I had a decent amount of sex at college, but not much of it was any good. This was usually my fault. I had insecurities, and I had been taught to affect a public bravado I couldn’t live up to come copulation.
And yet, I always twisted the story to make women the butt of my jokes, simply because I wasn’t ready to admit weakness or vulnerability. That’s exactly why I think a lot of adolescent misogyny and sexual aggression aren’t problems, they’re symptoms. Symptoms of inflexible expectations of manhood and repressed individuality, symptoms of trying to be someone you’re not. Feelings of inadequacy easily morph into bitterness.
For some boys, the King’s identity fit like a glove. It was natural for them to aspire to the triumvirate of masculinity: sporting success, sexual conquest, and the possession of a steel liver.

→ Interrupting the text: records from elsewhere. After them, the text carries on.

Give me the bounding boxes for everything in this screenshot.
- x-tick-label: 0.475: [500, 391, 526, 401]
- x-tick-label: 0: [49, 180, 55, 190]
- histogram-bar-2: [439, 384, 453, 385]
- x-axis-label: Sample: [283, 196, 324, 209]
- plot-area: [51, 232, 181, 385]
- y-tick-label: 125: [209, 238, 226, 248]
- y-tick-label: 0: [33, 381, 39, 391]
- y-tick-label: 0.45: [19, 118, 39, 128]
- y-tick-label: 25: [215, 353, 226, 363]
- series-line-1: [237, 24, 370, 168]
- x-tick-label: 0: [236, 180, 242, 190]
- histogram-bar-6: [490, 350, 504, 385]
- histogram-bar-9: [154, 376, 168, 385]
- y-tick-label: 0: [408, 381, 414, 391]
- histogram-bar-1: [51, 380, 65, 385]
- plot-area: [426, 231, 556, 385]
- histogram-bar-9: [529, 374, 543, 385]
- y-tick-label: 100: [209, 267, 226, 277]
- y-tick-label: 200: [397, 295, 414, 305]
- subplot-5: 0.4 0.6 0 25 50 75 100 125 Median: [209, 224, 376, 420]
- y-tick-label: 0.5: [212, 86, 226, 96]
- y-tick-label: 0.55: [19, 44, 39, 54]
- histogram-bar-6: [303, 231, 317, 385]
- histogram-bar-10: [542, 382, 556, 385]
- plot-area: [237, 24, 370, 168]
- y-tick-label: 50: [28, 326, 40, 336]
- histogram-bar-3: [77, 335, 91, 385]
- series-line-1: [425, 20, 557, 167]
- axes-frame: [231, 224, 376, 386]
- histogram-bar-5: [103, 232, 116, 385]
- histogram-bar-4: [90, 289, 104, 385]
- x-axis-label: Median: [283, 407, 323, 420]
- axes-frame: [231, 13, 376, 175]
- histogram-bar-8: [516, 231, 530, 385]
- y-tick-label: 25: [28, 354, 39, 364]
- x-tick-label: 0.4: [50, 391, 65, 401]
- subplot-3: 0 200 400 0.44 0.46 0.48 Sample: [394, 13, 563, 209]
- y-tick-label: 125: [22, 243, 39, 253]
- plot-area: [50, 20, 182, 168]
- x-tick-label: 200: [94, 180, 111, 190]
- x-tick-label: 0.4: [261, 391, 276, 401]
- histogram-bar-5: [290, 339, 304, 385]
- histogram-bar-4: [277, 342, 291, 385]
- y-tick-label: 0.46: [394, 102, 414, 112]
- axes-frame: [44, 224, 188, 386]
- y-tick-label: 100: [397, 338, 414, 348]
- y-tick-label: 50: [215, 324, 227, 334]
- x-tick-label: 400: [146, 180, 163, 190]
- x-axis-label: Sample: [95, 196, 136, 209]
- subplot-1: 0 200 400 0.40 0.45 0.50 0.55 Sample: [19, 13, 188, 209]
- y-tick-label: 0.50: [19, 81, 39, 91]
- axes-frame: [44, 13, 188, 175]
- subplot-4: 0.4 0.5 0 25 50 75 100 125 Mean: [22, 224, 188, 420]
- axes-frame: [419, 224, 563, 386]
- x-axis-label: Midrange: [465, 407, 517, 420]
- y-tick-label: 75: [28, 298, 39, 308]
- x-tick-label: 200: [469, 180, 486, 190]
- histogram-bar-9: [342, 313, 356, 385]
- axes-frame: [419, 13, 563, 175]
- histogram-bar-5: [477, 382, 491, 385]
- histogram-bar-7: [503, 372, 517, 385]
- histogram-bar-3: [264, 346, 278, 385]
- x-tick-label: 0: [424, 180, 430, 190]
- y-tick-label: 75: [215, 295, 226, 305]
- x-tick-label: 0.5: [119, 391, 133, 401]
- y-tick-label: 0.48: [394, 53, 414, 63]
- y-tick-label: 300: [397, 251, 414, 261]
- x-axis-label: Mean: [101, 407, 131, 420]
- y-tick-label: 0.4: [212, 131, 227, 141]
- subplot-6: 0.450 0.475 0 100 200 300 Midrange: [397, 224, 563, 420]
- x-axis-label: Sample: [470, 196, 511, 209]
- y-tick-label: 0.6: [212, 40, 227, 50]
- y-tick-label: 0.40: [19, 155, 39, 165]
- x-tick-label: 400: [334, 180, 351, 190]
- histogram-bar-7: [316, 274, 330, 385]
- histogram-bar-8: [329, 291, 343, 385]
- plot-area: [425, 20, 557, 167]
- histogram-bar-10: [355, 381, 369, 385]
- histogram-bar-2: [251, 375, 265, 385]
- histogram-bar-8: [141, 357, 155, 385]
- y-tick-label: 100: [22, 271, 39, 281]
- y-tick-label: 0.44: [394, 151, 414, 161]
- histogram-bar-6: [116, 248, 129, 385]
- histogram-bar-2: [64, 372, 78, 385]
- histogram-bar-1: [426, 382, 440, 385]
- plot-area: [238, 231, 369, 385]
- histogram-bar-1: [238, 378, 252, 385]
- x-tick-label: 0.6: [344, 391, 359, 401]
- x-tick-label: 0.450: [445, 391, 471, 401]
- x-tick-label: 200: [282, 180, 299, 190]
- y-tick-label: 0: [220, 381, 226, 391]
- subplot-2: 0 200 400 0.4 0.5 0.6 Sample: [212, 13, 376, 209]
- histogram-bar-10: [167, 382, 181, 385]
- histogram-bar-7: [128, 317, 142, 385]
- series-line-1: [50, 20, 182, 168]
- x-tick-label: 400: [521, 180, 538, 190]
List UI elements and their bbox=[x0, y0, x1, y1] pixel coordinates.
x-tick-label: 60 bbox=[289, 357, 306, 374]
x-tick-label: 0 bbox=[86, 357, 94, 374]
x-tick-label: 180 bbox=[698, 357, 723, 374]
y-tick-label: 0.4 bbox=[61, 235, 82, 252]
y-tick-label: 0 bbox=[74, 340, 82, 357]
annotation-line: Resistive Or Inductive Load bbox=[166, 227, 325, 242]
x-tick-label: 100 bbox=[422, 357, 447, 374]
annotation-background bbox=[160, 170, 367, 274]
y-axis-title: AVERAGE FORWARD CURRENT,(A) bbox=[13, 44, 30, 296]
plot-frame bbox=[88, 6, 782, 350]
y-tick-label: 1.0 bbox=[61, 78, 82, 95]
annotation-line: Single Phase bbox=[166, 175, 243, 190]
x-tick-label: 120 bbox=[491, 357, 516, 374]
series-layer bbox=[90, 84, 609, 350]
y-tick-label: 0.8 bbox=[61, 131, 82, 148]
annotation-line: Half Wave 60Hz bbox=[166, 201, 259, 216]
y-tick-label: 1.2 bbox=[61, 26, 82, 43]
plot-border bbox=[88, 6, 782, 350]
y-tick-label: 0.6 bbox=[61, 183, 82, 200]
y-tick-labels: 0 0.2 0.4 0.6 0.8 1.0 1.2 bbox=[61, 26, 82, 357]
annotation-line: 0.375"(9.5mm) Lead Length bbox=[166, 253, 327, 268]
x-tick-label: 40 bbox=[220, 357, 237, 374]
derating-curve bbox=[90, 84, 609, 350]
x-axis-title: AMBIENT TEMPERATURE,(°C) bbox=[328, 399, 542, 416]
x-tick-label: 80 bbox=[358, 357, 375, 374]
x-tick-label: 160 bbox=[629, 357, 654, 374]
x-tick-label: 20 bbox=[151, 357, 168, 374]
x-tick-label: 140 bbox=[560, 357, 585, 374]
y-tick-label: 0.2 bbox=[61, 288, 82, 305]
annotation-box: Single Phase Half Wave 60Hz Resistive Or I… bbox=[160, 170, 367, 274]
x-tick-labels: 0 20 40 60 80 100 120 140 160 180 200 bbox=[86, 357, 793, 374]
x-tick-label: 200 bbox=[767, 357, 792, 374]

But more often I saw boys for whom college didn’t fit. Boys like me: from sleepy coastal towns, with stutters, pigeon chests, and acne. Boys who were introspective, gay, or asexual. Those who didn’t particularly like drinking, or know what a coxswain was. Most of all, boys who learned quickly that in order to fit in they would need to erase themselves—and project something entirely different through alcohol.
It took more than a year for me to realize that King’s mystical reputation—that it was a sort of hedonistic Shangri-La free from responsibility—wasn’t real. For it to be real, all men would have to be born the same, and women, well, they’d have to not take up space at all. It would’ve meant going back to a crueler, harsher time.
That’s where this issue really comes from: the past. Any institution too heavily invested in the past loses sight of the present. And for colleges, this is painfully clear in their ideas of gender.
Oxford University’s last all-male college, St. Benet’s, opened its doors to women in 2015 with little fanfare or backlash. When queried about the perceived loss of tradition, the master of St. Benet’s Professor Werner Jeanrond said, “It depends on how you view tradition. Is it something that you contribute to or something that is an exhibit in a museum?”